Oubliés le château, le soleil qui poudroie et l’herbe qui verdoie. Barbe-Bleue vit à Sydney et roule en jaguar. Du moins son avatar dans le roman d’Elizabeth Harrower (photo), transposition très libre du conte de Perrault dans l’Australie de l’après-guerre. Inédit en français, le livre fut un succès à sa sortie en 1966. Peu de temps après, son auteure s’éclipsait de la scène littéraire. La France a découvert cette Garbo des lettres australiennes, âgée aujourd’hui de 89 ans, l’an dernier seulement avec « Un certain monde », bijou d’acuité psychologique tout comme l’est « Deux Soeurs ». Par égoïsme pur, une femme abandonne ses filles à leur sort. L’aînée, Laura, se voit mariée à un certain Felix, entrepreneur louche mais fortuné ; Clare, la cadette, est confiée au jeune couple.
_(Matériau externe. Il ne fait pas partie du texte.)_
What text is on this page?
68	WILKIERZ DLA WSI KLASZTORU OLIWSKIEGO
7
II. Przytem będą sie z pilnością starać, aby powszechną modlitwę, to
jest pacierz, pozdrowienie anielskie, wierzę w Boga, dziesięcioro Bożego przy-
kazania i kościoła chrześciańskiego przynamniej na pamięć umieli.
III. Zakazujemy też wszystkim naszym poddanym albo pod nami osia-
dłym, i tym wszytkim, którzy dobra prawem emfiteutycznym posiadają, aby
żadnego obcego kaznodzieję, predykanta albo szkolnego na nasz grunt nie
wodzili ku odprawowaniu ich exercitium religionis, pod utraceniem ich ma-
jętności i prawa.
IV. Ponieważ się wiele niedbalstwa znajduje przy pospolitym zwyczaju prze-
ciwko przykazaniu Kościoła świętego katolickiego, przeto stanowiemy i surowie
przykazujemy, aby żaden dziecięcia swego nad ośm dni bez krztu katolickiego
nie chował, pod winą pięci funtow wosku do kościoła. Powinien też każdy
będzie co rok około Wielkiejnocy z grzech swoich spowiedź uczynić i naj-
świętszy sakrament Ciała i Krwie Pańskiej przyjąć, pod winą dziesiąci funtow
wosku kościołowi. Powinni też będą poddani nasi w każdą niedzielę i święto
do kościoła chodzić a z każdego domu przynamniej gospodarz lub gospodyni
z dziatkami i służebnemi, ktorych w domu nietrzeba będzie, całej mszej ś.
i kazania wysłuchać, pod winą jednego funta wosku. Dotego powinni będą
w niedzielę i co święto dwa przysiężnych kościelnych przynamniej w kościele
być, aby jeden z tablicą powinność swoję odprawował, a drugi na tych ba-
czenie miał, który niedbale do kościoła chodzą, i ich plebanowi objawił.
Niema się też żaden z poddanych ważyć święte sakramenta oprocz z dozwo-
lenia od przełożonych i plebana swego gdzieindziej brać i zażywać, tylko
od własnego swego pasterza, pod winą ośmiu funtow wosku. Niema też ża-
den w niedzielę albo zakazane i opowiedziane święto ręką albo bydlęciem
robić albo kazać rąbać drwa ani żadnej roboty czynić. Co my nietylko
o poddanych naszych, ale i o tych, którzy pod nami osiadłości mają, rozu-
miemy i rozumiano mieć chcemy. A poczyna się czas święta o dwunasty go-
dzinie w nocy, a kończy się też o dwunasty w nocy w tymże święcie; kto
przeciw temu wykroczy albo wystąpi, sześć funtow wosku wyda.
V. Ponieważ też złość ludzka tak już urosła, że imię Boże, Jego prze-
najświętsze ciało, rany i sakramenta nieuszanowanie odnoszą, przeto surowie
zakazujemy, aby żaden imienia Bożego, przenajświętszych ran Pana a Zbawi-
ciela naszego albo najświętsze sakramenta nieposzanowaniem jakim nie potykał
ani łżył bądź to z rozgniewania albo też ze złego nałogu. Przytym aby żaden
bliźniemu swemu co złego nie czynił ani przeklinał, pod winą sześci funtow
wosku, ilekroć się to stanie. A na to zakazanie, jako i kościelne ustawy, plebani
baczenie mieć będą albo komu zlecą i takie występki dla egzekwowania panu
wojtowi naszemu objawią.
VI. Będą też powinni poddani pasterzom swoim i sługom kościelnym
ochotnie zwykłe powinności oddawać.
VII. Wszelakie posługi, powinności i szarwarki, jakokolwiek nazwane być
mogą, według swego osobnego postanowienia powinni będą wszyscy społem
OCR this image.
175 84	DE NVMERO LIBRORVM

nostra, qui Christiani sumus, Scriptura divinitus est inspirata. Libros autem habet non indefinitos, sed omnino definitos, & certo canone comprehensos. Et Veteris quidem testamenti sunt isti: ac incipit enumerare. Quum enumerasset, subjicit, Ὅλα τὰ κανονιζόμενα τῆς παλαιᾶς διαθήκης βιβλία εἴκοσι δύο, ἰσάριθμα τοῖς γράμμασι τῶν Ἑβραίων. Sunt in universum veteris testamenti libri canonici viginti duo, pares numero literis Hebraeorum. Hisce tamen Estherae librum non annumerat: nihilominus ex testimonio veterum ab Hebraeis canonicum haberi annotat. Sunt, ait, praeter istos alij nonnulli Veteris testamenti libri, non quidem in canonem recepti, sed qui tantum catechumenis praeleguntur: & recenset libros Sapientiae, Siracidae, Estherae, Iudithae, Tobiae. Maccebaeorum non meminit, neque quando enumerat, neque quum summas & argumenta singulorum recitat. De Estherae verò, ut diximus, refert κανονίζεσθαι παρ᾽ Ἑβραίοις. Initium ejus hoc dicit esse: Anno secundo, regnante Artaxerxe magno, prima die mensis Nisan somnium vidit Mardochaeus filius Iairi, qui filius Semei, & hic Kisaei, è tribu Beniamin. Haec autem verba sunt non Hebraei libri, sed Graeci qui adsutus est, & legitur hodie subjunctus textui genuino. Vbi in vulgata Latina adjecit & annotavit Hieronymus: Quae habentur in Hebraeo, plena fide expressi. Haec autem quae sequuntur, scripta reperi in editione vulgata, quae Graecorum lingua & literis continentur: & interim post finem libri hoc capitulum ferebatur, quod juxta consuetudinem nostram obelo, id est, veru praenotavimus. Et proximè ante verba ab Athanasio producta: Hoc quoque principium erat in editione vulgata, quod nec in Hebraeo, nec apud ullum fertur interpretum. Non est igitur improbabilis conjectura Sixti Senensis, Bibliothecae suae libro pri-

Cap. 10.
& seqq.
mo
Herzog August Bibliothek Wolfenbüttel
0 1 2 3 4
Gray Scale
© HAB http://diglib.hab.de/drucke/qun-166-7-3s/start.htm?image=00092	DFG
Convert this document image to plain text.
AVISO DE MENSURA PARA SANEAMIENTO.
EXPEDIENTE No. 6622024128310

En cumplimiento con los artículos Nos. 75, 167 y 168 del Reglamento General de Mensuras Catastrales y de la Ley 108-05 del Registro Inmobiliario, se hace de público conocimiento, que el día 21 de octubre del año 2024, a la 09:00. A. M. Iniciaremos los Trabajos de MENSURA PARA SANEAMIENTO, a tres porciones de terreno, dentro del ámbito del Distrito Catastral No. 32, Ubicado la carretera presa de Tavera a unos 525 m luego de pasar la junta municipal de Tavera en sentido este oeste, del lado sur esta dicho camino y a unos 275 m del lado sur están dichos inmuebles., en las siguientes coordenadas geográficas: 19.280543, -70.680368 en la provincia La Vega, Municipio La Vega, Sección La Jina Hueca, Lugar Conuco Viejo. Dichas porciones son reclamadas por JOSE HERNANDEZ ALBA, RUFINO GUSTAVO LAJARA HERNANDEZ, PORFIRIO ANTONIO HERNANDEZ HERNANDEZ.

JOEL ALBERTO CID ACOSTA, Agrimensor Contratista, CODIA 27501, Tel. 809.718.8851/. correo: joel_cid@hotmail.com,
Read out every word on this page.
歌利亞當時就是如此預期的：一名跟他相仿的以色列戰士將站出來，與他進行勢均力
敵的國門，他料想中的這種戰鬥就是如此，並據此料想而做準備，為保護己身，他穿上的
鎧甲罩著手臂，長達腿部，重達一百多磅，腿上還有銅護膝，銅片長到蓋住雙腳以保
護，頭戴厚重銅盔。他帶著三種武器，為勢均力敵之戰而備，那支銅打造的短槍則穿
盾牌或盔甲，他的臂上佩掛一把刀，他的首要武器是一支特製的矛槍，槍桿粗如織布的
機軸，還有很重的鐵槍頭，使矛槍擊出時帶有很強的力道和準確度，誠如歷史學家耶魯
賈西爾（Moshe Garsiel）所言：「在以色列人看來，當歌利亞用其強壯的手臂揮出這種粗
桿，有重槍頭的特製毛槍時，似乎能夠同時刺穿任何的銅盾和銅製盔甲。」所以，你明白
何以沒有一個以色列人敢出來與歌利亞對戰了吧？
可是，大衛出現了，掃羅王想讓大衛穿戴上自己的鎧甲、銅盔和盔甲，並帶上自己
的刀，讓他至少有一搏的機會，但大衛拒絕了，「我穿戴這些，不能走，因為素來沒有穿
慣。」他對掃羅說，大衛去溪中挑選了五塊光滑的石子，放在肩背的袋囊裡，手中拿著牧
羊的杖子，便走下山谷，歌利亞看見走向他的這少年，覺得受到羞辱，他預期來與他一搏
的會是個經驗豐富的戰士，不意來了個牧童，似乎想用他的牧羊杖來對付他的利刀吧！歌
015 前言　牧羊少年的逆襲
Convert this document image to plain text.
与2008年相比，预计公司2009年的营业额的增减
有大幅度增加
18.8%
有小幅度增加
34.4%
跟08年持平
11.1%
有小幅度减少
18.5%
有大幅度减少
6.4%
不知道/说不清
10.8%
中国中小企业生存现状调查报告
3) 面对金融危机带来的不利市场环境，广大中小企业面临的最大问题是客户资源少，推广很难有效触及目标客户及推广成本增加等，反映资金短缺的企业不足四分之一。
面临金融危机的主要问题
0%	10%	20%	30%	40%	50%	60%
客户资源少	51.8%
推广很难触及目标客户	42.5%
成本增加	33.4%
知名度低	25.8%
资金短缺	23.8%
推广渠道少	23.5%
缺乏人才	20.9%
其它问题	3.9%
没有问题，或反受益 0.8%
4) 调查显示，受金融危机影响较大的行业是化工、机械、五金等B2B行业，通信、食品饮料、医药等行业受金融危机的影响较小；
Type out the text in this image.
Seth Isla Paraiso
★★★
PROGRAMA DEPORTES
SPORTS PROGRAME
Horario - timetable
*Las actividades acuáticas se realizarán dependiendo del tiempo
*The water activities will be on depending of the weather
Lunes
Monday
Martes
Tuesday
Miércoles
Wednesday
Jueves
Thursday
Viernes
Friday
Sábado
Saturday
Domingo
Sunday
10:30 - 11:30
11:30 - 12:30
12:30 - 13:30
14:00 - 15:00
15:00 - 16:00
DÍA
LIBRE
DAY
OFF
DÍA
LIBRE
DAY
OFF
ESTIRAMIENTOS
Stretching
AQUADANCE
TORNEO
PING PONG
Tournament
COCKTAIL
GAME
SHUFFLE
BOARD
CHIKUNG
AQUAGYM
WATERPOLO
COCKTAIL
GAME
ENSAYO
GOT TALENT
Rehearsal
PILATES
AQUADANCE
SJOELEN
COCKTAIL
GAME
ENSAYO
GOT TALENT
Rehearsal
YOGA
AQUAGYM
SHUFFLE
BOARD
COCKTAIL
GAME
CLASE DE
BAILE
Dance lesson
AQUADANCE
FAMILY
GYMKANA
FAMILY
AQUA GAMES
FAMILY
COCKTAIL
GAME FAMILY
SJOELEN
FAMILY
Très vite, la demeure qui accueille le trio devient le théâtre d’un huis clos suprêmement toxique. Felix se révèle un tyran domestique violent et manipulateur. Tandis que Laura se soumet, Clare tente de résister. Une folie délétère contamine chaque scène, chaque phrase. Grâce à l’habileté retorse de Harrower, le lecteur se retrouve lui aussi prisonnier de cette nasse de névroses. Un thriller raffiné aux accents gothiques, à mi-chemin entre « Rebecca » de Daphné du Maurier et « Misery » de Stephen King.